Sie entdeckten medizinische Hilfsmittel, nicht zugelassene Medikamente und schriftliche Aufzeichnungen, aus denen hervorging, wann Chloe Dosen verabreicht worden waren, die sie ungewöhnlich schläfrig machten.
Auf Julians Computer fanden die Ermittler eine gefälschte Sterbeurkunde.
Der im Dokument genannte Arzt bestätigte, dass er Chloe nie untersucht habe.
Die Polizei befragte auch den privaten Bestattungsunternehmer. Dieser gab zu, bar bezahlt zu haben und verlangte eine sofortige, private Trauerfeier ohne die übliche ärztliche Untersuchung.
Weitere Beweise wurden auf Victorias Handy gefunden.

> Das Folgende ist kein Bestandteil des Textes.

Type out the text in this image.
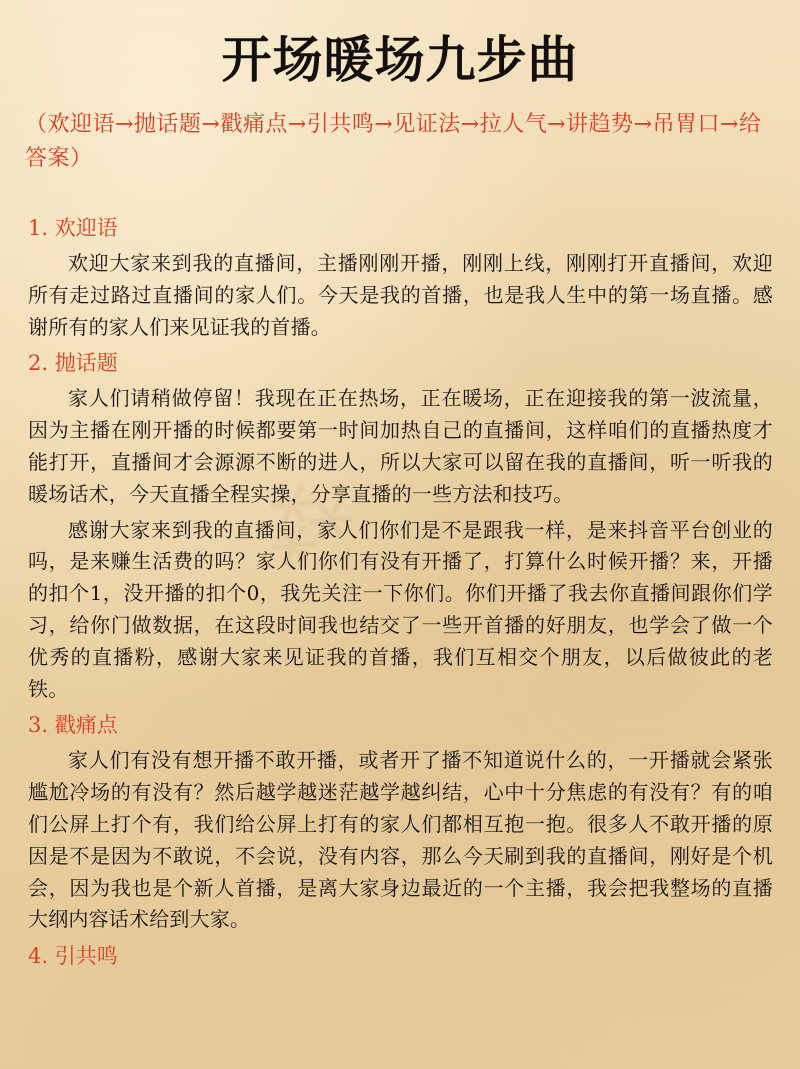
⁂
开场暖场九步曲
（欢迎语→抛话题→戳痛点→引共鸣→见证法→拉人气→讲趋势→吊胃口→给答案）
1. 欢迎语

欢迎大家来到我的直播间，主播刚刚开播，刚刚上线，刚刚打开直播间，欢迎所有走过路过直播间的家人们。今天是我的首播，也是我人生中的第一场直播。感谢所有的家人们来见证我的首播。

2. 抛话题

家人们请稍做停留！我现在正在热场，正在暖场，正在迎接我的第一波流量，因为主播在刚开播的时候都要第一时间加热自己的直播间，这样咱们的直播热度才能打开，直播间才会源源不断的进人，所以大家可以留在我的直播间，听一听我的暖场话术，今天直播全程实操，分享直播的一些方法和技巧。

感谢大家来到我的直播间，家人们你们是不是跟我一样，是来抖音平台创业的吗，是来赚生活费的吗？家人们你们有没有开播了，打算什么时候开播？来，开播的扣个1，没开播的扣个0，我先关注一下你们。你们开播了我去你直播间跟你们学习，给你门做数据，在这段时间我也结交了一些开首播的好朋友，也学会了做一个优秀的直播粉，感谢大家来见证我的首播，我们互相交个朋友，以后做彼此的老铁。

3. 戳痛点

家人们有没有想开播不敢开播，或者开了播不知道说什么的，一开播就会紧张尴尬冷场的有没有？然后越学越迷茫越学越纠结，心中十分焦虑的有没有？有的咱们公屏上打个有，我们给公屏上打有的家人们都相互抱一抱。很多人不敢开播的原因是不是因为不敢说，不会说，没有内容，那么今天刷到我的直播间，刚好是个机会，因为我也是个新人首播，是离大家身边最近的一个主播，我会把我整场的直播大纲内容话术给到大家。

4. 引共鸣
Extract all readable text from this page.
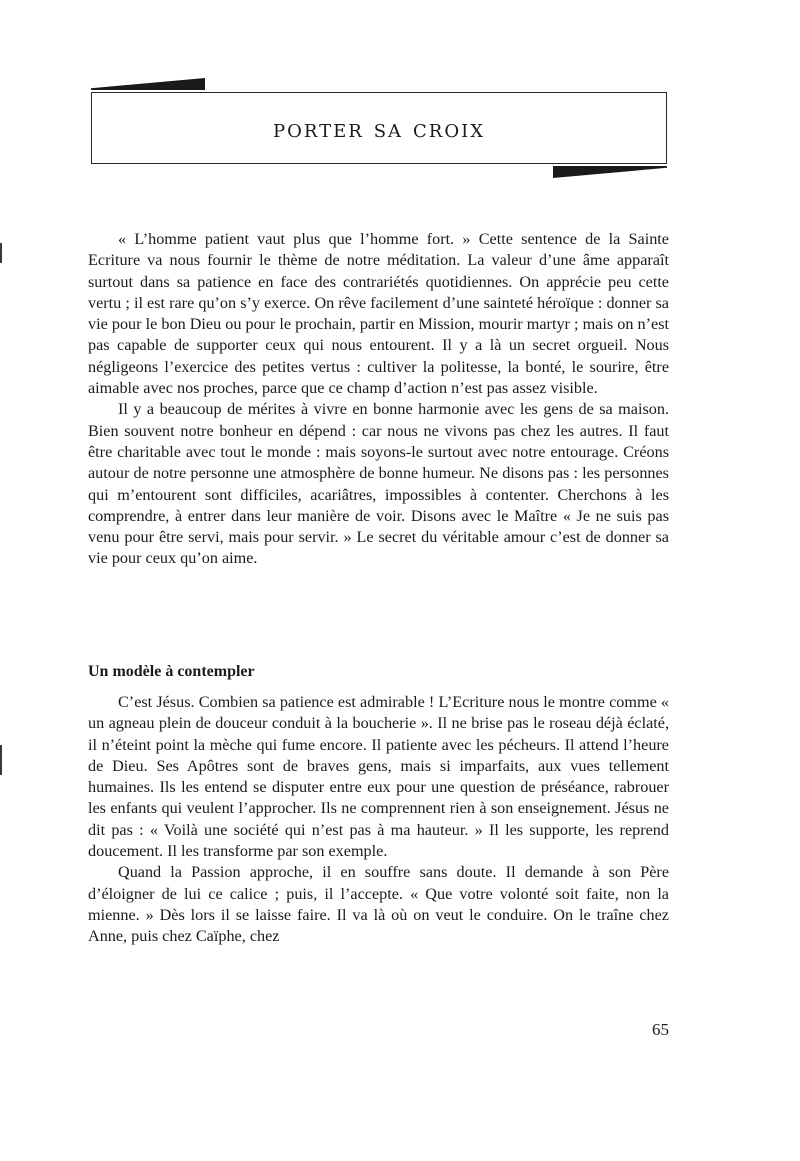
porter sa croix

« L’homme patient vaut plus que l’homme fort. » Cette sentence de la Sainte Ecriture va nous fournir le thème de notre méditation. La valeur d’une âme apparaît surtout dans sa patience en face des contrariétés quotidiennes. On apprécie peu cette vertu ; il est rare qu’on s’y exerce. On rêve facilement d’une sainteté héroïque : donner sa vie pour le bon Dieu ou pour le prochain, partir en Mission, mourir martyr ; mais on n’est pas capable de supporter ceux qui nous entourent. Il y a là un secret orgueil. Nous négligeons l’exercice des petites vertus : cultiver la politesse, la bonté, le sourire, être aimable avec nos proches, parce que ce champ d’action n’est pas assez visible.

Il y a beaucoup de mérites à vivre en bonne harmonie avec les gens de sa maison. Bien souvent notre bonheur en dépend : car nous ne vivons pas chez les autres. Il faut être charitable avec tout le monde : mais soyons-le surtout avec notre entourage. Créons autour de notre personne une atmosphère de bonne humeur. Ne disons pas : les personnes qui m’entourent sont difficiles, acariâtres, impossibles à contenter. Cherchons à les comprendre, à entrer dans leur manière de voir. Disons avec le Maître « Je ne suis pas venu pour être servi, mais pour servir. » Le secret du véritable amour c’est de donner sa vie pour ceux qu’on aime.

Un modèle à contempler

C’est Jésus. Combien sa patience est admirable ! L’Ecriture nous le montre comme « un agneau plein de douceur conduit à la boucherie ». Il ne brise pas le roseau déjà éclaté, il n’éteint point la mèche qui fume encore. Il patiente avec les pécheurs. Il attend l’heure de Dieu. Ses Apôtres sont de braves gens, mais si imparfaits, aux vues tellement humaines. Ils les entend se disputer entre eux pour une question de préséance, rabrouer les enfants qui veulent l’approcher. Ils ne comprennent rien à son enseignement. Jésus ne dit pas : « Voilà une société qui n’est pas à ma hauteur. » Il les supporte, les reprend doucement. Il les transforme par son exemple.

Quand la Passion approche, il en souffre sans doute. Il demande à son Père d’éloigner de lui ce calice ; puis, il l’accepte. « Que votre volonté soit faite, non la mienne. » Dès lors il se laisse faire. Il va là où on veut le conduire. On le traîne chez Anne, puis chez Caïphe, chez

65
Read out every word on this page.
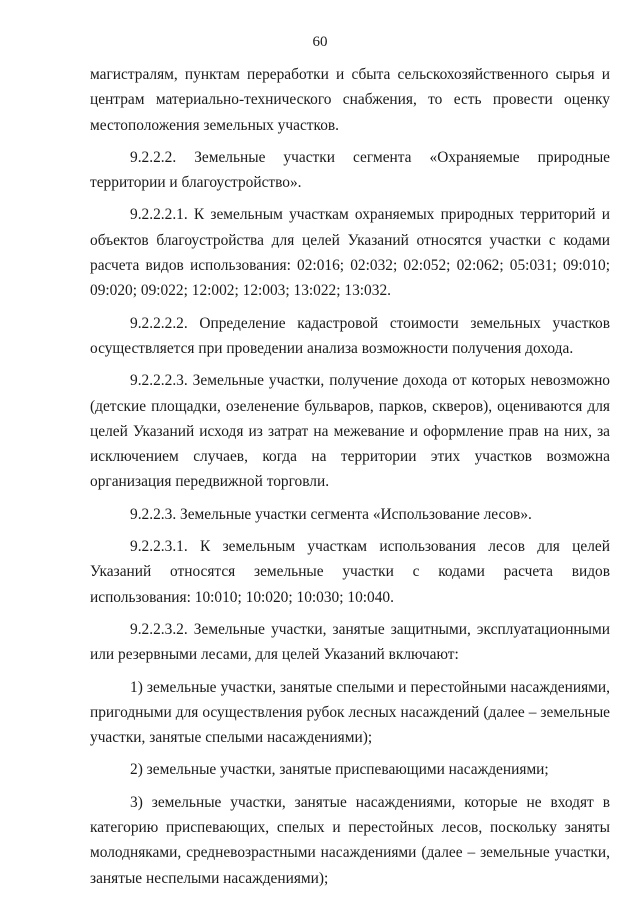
60

магистралям, пунктам переработки и сбыта сельскохозяйственного сырья и центрам материально-технического снабжения, то есть провести оценку местоположения земельных участков.

9.2.2.2. Земельные участки сегмента «Охраняемые природные территории и благоустройство».

9.2.2.2.1. К земельным участкам охраняемых природных территорий и объектов благоустройства для целей Указаний относятся участки с кодами расчета видов использования: 02:016; 02:032; 02:052; 02:062; 05:031; 09:010; 09:020; 09:022; 12:002; 12:003; 13:022; 13:032.

9.2.2.2.2. Определение кадастровой стоимости земельных участков осуществляется при проведении анализа возможности получения дохода.

9.2.2.2.3. Земельные участки, получение дохода от которых невозможно (детские площадки, озеленение бульваров, парков, скверов), оцениваются для целей Указаний исходя из затрат на межевание и оформление прав на них, за исключением случаев, когда на территории этих участков возможна организация передвижной торговли.

9.2.2.3. Земельные участки сегмента «Использование лесов».

9.2.2.3.1. К земельным участкам использования лесов для целей Указаний относятся земельные участки с кодами расчета видов использования: 10:010; 10:020; 10:030; 10:040.

9.2.2.3.2. Земельные участки, занятые защитными, эксплуатационными или резервными лесами, для целей Указаний включают:

1) земельные участки, занятые спелыми и перестойными насаждениями, пригодными для осуществления рубок лесных насаждений (далее – земельные участки, занятые спелыми насаждениями);

2) земельные участки, занятые приспевающими насаждениями;

3) земельные участки, занятые насаждениями, которые не входят в категорию приспевающих, спелых и перестойных лесов, поскольку заняты молодняками, средневозрастными насаждениями (далее – земельные участки, занятые неспелыми насаждениями);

In Nachrichten an eine Verwandte beklagte sie sich, dass die Betreuung von Chloe die Familie daran hindere, das perfekte Leben zu führen, das sie sich wünschte. Seit der Geburt ihres jüngeren Kindes Leo war Chloe nach und nach aus Familienfotos und Social-Media-Posts verschwunden.
Victoria teilte häufig Bilder ihres kleinen Sohnes, während sie ihren Freunden erzählte, dass Chloe zu krank oder zu ängstlich sei, um in der Öffentlichkeit aufzutreten.
Eleanor erinnerte sich an jeden verpassten Besuch und jeden unbeantworteten Anruf.
Sie erinnerte sich daran, dass Julian Chloe als schwierig und anspruchsvoll beschrieben hatte.
Aber Chloe war nie schwierig gewesen.
Sie war ein verängstigtes Kind, das Fürsorge, Geduld und Schutz brauchte.
Ein Kriminalbeamter fragte Eleanor, ob sie glaube, dass das Paar wusste, dass Chloe noch lebte, als sie sie in den Sarg legten.
Eleanor dachte über Victorias Worte vor dem Waschraum und Julians Versuch nach, sie daran zu hindern, um Hilfe zu rufen.
„Ja“, antwortete sie leise.
Die Ermittler kamen zum selben Schluss.